Il est à noter que le poil qui vole dans tous les sens durant le roulé-boulé n’est pas le résultat de morsures ni de coups de griffes, mais résulte bien de leur anxiété durant la bagarre. Toute personne ayant amené son petit compagnon chez le vétérinaire le sait, un chat anxieux perd beaucoup son poil, et ce, sans même qu’on le touche. Alors, imaginez lorsqu’ils combattent. Encore ici, les cris et grondements sont très saisissants, le but étant toujours d’impressionner l’adversaire afin qu’il renonce rapidement et accepte la dominance.


L’arrêt et la récupération
Un roulé-boulé ne dure jamais très longtemps et il est suivi par un arrêt. La durée de la pause varie de quelques secondes à plusieurs minutes, selon ce que chaque chat aura compris de l’altercation qui vient de se produire. Souvent, l’un des deux va comprendre qu’il n’est pas le plus fort, et affichera alors un langage corporel de soumission et tentera de s’éloigner très lentement. Si ce n’est pas le cas, les deux petits félins récupéreront leur énergie et reprendront à l’étape de l’intimidation mais, cette fois, les choses se dérouleront beaucoup plus rapidement.


La fuite et l’assertion de domination
Lorsque finalement l’un des deux chats abdique et fuit, le gagnant va très souvent courir après lui et lui asséner quelques coups de pattes sur le dos ou l’arrière-train. Cette agression est une assertion de domination. Elle vise simplement à s’assurer que le perdant a bien compris qu’il n’a pas intérêt à revenir défier le gagnant. On pourrait dire que c’est à ce moment précis que se « signe le fameux contrat ».

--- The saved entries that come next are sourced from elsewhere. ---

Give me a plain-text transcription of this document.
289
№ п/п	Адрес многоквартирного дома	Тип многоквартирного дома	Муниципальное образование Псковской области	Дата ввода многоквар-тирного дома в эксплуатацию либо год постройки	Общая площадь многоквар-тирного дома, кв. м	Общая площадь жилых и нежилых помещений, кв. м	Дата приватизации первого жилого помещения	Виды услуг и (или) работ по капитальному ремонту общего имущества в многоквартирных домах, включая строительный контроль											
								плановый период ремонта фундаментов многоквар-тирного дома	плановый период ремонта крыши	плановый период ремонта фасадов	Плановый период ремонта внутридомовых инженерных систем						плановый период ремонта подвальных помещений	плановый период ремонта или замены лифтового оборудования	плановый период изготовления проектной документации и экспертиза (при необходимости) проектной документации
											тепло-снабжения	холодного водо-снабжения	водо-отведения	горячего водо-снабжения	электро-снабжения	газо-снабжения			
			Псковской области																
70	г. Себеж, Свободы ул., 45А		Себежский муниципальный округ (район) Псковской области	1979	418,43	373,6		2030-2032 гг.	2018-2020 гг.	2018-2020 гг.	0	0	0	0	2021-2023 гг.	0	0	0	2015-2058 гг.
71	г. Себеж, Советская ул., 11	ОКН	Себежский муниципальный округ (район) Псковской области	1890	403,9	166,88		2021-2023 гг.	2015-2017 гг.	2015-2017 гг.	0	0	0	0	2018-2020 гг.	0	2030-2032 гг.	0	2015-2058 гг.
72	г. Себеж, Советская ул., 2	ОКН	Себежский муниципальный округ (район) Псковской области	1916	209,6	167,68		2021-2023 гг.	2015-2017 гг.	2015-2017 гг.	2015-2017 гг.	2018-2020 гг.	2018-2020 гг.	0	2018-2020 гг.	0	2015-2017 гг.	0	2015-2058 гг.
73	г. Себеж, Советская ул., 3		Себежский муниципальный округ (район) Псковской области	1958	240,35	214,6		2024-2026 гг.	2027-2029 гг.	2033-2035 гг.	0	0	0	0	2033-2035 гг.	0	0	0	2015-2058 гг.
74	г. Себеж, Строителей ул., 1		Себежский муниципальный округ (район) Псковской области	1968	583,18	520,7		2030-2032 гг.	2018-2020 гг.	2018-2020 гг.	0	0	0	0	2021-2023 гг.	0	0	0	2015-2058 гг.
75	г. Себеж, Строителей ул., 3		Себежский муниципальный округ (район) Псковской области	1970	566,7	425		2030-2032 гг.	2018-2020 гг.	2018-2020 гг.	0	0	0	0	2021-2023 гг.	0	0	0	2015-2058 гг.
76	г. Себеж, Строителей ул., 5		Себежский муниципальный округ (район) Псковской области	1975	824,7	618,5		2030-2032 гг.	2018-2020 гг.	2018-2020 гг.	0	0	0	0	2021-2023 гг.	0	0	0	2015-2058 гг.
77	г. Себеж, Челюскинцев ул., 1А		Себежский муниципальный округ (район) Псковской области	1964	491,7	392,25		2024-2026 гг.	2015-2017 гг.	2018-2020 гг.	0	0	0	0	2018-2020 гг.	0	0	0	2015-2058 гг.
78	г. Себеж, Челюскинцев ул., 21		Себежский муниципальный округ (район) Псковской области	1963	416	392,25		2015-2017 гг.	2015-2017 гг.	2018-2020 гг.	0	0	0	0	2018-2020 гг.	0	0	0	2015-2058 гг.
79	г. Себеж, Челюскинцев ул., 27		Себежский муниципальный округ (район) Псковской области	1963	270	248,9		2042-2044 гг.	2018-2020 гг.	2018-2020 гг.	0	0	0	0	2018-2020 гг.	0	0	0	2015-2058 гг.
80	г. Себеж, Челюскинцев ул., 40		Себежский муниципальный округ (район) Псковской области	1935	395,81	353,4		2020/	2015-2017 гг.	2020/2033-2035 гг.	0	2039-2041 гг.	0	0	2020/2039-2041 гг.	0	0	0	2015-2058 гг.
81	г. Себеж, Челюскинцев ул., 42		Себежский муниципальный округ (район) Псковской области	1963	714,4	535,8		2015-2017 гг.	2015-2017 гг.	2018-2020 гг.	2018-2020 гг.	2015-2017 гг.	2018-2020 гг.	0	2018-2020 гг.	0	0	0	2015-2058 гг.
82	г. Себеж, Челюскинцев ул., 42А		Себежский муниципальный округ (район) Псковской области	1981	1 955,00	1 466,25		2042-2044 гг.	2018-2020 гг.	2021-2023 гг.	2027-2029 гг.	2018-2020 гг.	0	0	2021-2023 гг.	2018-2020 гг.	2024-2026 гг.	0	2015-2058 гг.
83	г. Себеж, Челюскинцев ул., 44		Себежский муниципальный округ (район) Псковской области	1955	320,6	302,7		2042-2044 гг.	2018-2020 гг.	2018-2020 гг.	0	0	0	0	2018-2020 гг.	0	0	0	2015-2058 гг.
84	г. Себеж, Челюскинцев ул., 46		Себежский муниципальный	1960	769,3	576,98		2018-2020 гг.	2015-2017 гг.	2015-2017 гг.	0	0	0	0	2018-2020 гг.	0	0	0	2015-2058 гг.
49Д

Les propriétaires font souvent l’erreur d’intervenir à cette étape. Il faut comprendre que l’assertion de domination est essentielle pour clore la bagarre. En empêchant le gagnant d’asseoir sa domination, vous empêchez la « signature du contrat » qu’ils ont eu tant de mal à négocier. Ainsi, le dominant pourrait décider de retourner voir le perdant et de recommencer le processus du début, en redoublant de violence pour que les choses soient bien claires cette fois.


Dans nos maisons
La violence des combats entre deux chats qui cohabitent est souvent moindre que celle entre deux matous dans la rue. Que ce soit lorsque les chats grondent, feulent, se donnent des coups de pattes ou se battent, il est préférable de ne pas intervenir et de les laisser faire. Une fois la domination d’un des animaux établie, vos compagnons n’auront plus de raison de se disputer car chacun saura quelles sont désormais les règles à suivre. En intervenant, vous pourriez faire perdurer une mésentente qui ne trouve pas de résolution faute d’un perdant et d’un gagnant à l’issue de la bagarre.


Quoi faire?
Si vous devez absolument intervenir lors d’un bataille, ne le faites jamais vous-même. Lancez un petit coussin par exemple (le but ici n’est pas de blesser les chats, dont il faut le lancer délicatement) et détournez le regard. En ne regardant pas les belligérants, ceux-ci n’auront pas l’impression que c’est vous qui êtes intervenu. Il existe cependant des situations ou la relation entre deux chats dégénère à tel point que les combats deviennent une habitude sans que l’instauration d’une dominance en soit la cause. Souvent, dans de tels cas, un animal s’acharne sur un autre qui, pourtant, montre à son agresseur qu’il le craint. Cette situation ne doit pas perdurer et, dans la mesure du possible, il ne faut pas laisser deux chats se rendre aussi loin dans les hostilités, isolez vous petits compagnons et appelez un consultant en comportement félin.


Les morsures


Les dents du chat, surtout les canines (crocs), sont très coupantes et les muscles de ses mâchoires très puissants. La douleur causée par une morsure peut être aggravée par une infection. En effet, la bouche d’un chat est un véritable foyer de bactéries.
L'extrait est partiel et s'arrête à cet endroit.